Where so many solutions are designed to get a project up and running quickly, this is usually at the cost of long-term clarity and maintenance. In particular, this recent blog post by Nathan Wrigley has highlighted the fact that using automatic tools to complete tasks can in fact be detrimental to our lives — not just programmers but also people in other walks of life where repetitive work is part of the experience. In Nathan’s story, company employees changed their processes to be more efficient, but overlooked the ancillary and key aspects to their working lives.

They did not know this at the time, but with hindsight, their efficiency drive had taken away something from them, something they regretted letting go of. But it was now gone, and there no hope of a return to how it was.

Nathan Wrigley, “Dangers of efficiency with AI

Think of the programmer who sits in a home office alone all day, with no personal interaction, and uses AI tools to build projects which become so complicated that they are no longer maintainable six months down the road. Compare that experience with a developer who sits in a room with a team of people working together, or one who learns a programming language to completely understand topics like technology, accessibility and usability.

Although the former is probably more efficient at the beginning of a new project, the mid to long-term life of the project won’t necessarily require less work. It’s just that the work will be trying to work out what your AI built six months ago and why it isn’t working as you expected it to. Given recent experience, the AI will possibly even struggle to understand what it wrote six months ago.

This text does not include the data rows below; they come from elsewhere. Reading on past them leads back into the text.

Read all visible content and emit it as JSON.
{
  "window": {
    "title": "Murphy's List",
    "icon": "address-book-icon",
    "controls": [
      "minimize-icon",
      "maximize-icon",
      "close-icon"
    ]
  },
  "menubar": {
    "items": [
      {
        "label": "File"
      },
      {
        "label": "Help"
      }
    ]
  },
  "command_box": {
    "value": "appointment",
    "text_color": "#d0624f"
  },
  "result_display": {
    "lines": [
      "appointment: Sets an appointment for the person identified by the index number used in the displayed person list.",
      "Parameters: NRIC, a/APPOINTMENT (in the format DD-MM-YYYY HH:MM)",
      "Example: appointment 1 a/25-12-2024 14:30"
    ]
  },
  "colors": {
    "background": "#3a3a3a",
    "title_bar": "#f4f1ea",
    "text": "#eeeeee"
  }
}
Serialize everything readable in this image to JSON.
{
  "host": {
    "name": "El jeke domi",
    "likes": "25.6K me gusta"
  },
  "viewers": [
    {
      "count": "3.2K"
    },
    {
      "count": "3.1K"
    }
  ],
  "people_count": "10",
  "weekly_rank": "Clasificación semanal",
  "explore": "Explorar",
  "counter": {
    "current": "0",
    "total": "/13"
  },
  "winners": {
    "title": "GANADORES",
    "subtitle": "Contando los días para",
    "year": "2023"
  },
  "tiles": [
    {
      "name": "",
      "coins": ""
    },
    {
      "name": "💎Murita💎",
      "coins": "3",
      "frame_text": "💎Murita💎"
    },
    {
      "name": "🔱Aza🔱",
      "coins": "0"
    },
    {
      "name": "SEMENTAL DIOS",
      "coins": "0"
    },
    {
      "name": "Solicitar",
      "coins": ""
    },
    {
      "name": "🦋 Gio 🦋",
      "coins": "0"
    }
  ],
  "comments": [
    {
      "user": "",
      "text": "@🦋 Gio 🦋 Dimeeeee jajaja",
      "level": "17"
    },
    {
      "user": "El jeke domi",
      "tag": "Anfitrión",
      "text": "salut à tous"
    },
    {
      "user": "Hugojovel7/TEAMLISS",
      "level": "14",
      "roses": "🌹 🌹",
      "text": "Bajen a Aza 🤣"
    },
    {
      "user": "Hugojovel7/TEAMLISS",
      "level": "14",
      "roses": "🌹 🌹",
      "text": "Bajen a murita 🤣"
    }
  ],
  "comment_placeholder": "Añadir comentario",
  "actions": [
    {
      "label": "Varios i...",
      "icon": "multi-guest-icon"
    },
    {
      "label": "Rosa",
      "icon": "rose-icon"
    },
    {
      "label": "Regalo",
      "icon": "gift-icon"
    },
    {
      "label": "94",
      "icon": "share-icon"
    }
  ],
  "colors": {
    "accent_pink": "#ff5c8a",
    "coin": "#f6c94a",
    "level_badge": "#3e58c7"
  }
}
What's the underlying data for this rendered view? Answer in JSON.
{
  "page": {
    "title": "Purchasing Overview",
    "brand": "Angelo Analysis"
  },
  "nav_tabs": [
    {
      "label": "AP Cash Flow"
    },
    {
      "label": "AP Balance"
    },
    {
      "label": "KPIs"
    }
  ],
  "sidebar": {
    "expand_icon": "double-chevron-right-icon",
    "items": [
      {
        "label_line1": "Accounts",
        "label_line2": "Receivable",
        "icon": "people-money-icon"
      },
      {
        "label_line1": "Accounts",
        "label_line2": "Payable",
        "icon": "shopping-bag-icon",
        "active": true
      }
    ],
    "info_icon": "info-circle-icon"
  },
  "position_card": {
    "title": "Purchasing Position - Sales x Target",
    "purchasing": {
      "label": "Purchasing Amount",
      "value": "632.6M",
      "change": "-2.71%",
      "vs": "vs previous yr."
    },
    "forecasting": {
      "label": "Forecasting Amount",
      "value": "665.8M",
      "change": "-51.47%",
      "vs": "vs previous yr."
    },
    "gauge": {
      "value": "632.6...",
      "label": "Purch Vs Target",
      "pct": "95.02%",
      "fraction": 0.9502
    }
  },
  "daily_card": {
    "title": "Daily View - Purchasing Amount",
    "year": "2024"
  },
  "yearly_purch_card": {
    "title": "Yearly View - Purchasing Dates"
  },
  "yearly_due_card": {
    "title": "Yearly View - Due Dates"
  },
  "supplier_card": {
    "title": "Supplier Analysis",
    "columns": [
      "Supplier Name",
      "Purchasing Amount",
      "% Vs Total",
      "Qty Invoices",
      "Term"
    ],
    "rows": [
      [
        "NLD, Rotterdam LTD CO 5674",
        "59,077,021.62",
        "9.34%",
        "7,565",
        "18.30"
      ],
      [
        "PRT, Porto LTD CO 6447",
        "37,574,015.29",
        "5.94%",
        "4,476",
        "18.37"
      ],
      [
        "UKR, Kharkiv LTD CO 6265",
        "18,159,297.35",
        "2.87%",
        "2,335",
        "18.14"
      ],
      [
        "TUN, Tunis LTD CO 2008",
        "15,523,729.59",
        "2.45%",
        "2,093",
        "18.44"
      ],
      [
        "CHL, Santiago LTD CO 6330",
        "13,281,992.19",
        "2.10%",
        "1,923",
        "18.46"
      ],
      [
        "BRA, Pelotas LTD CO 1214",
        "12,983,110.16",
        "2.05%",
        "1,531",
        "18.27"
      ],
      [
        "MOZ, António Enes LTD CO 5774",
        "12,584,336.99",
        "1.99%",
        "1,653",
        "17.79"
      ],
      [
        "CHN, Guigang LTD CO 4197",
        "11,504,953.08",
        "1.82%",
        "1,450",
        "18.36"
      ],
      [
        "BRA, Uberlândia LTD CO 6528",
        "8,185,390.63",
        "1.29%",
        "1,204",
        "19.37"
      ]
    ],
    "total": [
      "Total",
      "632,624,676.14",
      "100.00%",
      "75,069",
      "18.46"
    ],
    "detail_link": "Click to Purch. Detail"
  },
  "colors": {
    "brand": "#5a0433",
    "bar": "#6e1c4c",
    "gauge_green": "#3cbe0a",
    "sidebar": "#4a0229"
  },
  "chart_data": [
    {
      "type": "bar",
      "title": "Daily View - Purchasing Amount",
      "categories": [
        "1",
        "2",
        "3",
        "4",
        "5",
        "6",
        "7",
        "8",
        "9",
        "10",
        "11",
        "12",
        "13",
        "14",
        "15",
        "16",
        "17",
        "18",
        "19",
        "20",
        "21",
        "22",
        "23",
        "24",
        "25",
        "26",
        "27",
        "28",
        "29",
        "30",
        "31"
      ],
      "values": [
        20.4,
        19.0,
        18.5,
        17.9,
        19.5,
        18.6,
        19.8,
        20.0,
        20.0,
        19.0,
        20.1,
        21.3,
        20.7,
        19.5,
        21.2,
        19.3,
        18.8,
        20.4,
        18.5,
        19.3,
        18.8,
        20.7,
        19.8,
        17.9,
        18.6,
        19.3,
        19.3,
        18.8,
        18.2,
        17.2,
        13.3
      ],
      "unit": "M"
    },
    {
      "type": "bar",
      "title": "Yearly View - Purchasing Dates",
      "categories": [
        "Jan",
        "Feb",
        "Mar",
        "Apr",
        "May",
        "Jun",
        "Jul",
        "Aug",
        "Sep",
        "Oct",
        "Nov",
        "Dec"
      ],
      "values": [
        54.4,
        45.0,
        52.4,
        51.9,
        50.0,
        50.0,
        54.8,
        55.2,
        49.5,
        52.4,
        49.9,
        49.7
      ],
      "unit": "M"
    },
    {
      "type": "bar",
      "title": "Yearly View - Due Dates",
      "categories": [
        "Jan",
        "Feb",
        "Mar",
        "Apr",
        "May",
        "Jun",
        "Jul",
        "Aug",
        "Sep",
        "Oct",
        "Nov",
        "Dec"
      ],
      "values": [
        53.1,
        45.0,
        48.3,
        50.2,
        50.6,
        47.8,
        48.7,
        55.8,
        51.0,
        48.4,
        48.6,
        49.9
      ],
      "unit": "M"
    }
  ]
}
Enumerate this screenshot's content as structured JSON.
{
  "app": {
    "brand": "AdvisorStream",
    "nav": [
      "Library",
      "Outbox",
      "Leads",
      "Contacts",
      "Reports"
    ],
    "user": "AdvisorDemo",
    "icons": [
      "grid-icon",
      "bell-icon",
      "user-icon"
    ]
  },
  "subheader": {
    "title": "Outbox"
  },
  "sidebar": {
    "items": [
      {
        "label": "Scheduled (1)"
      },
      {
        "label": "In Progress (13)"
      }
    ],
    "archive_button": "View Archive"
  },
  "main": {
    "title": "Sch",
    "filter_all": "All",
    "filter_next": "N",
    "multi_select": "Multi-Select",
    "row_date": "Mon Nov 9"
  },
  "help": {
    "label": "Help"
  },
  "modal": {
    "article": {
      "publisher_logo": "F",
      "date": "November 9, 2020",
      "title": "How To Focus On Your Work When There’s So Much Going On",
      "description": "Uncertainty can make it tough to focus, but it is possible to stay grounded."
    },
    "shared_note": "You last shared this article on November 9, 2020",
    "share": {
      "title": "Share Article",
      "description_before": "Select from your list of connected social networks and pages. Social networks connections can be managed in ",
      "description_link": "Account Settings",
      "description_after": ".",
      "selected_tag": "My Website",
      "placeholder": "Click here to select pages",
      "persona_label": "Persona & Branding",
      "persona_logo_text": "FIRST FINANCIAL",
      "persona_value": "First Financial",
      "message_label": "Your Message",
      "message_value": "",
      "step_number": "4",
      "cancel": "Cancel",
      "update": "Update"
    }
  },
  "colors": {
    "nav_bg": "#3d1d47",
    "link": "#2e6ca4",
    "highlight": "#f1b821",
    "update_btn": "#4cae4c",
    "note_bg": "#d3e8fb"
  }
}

Ask an AI to write a piece of code, and it’ll quite often write the code differently every time it makes an attempt. In comparison, the code I wrote for a website for a local paragliding school in 2019 is still running with no problems, over six years later, thanks to a deep understanding of the requirements and a commitment to the best possible approach and standardised and repeatable working practices.

Having the knowledge to understand the media in which you’re working, and learning how to build a more efficient process, is much more sustainable, ecologically friendly, and better for your career and life than using somebody else’s automated tool to help you out in the short term. Code is only the beginning of a successful project, because human requirements and ideas and situations are continually changing.

Mass-produced and AI solutions often sound attractive thanks to their promise of making work easier, but if you’re using AI, don’t forget to take a step back and look at the bigger picture. Will the work stand up for six years? Will you even understand it a year from now without any AI tools to explain it to you?